Deep fried


Colonel Sanders was fired late in the day. The official reason being that his business plan was antiquated, quaint, pointless. Truth be told, though, Colonel Sanders had taken against chicken. Never wanted to see another chicken again as long as he lived. He’d spent more than one horrible night in the slaughterhouses, up to his armpits in giblets and chicken feet. He began to have nightmares of claws and beaks and wattles flapping, gobbling in his face. Colonel Sanders was fried.

They owned his face, his image, his snowy white beard, his ice cream suit. Colonel Sanders was fried. His words clumped together like lumpy gravy, his thoughts were murky and thick with transfatty acids. He was no longer the glib young Kentucky boy with the way with the ladies, the smooth girlish skin, the seventh grade Casanova who even then had a dream of hot crunchy thighs.

Colonel Sanders was fried, searching his myelinated neurons for words like translucent, like persimmon, like blasphemy, like gelato. He was fried, like potato bits at the bottom of an unwashed frydaddy.
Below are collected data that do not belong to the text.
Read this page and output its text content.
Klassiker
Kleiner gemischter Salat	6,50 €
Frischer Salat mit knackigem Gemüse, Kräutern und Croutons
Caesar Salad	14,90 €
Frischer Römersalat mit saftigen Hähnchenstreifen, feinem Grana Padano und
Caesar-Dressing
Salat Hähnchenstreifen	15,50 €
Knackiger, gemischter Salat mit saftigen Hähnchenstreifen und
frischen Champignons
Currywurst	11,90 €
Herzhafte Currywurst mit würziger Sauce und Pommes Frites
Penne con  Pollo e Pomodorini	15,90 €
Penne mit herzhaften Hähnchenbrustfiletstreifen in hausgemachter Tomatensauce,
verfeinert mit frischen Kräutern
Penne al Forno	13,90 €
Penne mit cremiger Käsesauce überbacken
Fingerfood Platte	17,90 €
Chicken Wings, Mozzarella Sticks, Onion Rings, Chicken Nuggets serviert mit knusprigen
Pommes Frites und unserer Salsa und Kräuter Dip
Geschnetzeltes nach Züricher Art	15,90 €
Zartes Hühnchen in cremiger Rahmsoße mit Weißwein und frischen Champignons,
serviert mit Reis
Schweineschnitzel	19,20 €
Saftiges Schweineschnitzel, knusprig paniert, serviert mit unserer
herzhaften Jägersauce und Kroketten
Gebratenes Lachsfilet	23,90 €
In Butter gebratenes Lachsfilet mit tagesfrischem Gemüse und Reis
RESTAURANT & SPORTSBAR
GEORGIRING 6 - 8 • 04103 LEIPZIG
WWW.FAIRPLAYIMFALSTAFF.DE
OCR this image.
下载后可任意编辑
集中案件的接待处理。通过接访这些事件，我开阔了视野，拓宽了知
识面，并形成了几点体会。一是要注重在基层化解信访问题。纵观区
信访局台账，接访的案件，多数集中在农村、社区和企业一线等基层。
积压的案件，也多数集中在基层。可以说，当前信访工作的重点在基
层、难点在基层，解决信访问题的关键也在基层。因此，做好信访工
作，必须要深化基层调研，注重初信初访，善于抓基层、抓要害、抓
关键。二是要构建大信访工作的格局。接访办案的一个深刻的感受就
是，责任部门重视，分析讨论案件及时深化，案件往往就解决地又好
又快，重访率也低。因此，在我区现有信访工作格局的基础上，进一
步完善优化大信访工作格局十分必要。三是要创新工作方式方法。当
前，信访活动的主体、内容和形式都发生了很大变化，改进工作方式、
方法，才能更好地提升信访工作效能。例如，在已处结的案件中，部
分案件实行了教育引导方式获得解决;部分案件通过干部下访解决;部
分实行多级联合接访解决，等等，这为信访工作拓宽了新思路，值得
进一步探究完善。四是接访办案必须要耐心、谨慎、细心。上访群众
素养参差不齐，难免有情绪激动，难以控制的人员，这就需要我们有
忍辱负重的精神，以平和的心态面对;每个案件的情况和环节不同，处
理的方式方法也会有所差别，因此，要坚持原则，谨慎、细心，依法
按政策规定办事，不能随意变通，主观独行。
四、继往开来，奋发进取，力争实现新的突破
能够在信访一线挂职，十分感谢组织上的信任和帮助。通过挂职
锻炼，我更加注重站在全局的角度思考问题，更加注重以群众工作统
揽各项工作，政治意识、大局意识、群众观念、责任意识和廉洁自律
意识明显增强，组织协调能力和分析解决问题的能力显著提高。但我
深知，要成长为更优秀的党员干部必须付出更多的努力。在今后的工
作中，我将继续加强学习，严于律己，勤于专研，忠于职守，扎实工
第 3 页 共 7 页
Mrs. Sanders took pity on him, gave him coleslaw in vinaigrette, dressed his grilled salmon in pesto, with shredded daikon and light dry whites. But it was too late. Colonel Sanders was fried, and then he was fired, and then he was retired, and then he died, and then he was cremated, and then he was sent up to foot-washing heaven, where he made his peace with the fast food gods and returned to his slow-cooking mother, with her bowls of grits and greens, and there he was able to rest honorably at last.

(Afterthought: this little piece was completed in 13 minutes, on my laptop. Funny what the brain can do with a deadline.) 

4 Responses to “Deep fried”

  1. 1 Tek September 1, 2006 at 8:21 am

    imagine that! you did, that was a very nice short

  2. 2 mothergoose September 1, 2006 at 3:14 pm

    Thanks, Tek. It was a fun write, and had that tasty poetry-slam rhythm when I read it for the group.

  3. 3 Kenny Mann July 6, 2008 at 4:07 am

    “…bits at the bottom of an unwashed frydaddy.” You know.

    I want to think this piece was a “living in the moment” moment for you.

    Maybe even The Colonel was lost in the moment when he came up with his lick-finger recipe, before he got it all franchise-ified.

    We could all use a moment like that on real regular basis, right?

    (BTW: Way back, some kids where I used to live kidnapped the four-foot-five-inch translucent plastic statue of Colonel Sanders out of one of the local places. Gotta wonder what kind of party they took him to.)

  4. 4 Teresa July 6, 2008 at 8:01 am

    “Living in the moment” indeed! Looking at the date (I posted it the day I wrote it), I see that I had just had surgery, quit my horrendously abusive university job, started my private practice and was wobbling about in a state of utter uncertainty about my life and future. The Colonel was fried, absolutely.

    Hey, I’ve been lurking around on your site, thinking about character and plot development. Thinking about longer work once again – short fiction is like breathing for me, but I keep getting drawn, at least desire-wise, to the goal of a full-length novel. For me, it’s the time and discpline aspect, you know? Well, and fear.

    Thank you, Kenny! I think I may have been at that party back with the Colonel back when.